Corpsing This Century
I know what you are about to say and you know what
I’m about to say. This turns our conversation into a gas.
Despite the vocal exercises I still avoid your eyes, stare
at the space due left of your head, and pretend I’ve just
come to, try to forget what you’ve said and will say again;
but anticipation throws my better, composed self into a face-
eating grin. When you repeat words like that I can’t help it,
the fascination’s morbid with me; history, politics, eject
like Wernher von Braun plastics from their seamless moulds,
unpatented, synonymous with landfill. The miscues are
grave and the retakes no picnic. Because we’re never not
aware of our surroundings, if you and I were in a Herzog
these would be the lines we couldn’t get past, landing on the gag
reel as a gaff, though they’re the lines we’d continue to recite
until we nailed the scene. But we’re not. In a film, that is, so
the replays keep playing on their loop. Similarly, art resulting
from the exhaustion of easy living provokes a stifled laugh.

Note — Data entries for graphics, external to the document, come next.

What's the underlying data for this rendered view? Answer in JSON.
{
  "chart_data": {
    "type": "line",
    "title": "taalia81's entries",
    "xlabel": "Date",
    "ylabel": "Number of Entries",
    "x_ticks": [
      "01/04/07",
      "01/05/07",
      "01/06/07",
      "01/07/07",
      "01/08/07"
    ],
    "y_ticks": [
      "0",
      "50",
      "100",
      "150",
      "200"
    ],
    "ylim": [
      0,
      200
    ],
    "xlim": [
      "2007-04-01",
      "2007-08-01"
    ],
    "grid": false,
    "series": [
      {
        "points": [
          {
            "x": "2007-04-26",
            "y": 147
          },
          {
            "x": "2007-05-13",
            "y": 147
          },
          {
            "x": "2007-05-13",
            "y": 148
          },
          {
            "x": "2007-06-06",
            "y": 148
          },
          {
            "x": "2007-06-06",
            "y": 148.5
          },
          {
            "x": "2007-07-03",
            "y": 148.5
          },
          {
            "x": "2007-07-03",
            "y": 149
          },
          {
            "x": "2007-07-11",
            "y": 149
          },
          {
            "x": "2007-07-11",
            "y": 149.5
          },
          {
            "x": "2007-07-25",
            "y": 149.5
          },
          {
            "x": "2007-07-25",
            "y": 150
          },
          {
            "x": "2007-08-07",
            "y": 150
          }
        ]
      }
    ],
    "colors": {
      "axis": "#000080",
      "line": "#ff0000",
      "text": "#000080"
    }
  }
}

I should say absurdity sets in earlier and earlier. Whose was
that exhibit, the sculptural gack suspended in the dark only after
the opening ended, the patrons gone? There’s a memory, too,
that makes me crack; a friend falling in slow motion from another
friend’s horse. I’ve reduced it, for quick recall during crises,
to his look of surprise and the expression of air leaving him
on impact. The serious is so ripe, a cathedral for hysterics, really.
When I convinced myself the man slumped against me in emerg
last night was only sleeping, scanned the room for loved ones
to come nudge him awake, nothing seemed remotely funny. Even
allowing the silence and proximity. What happened next, as you’ve
guessed, was approximately the same as what didn’t. It depends
on timing, not equating deadpan with a winning performance.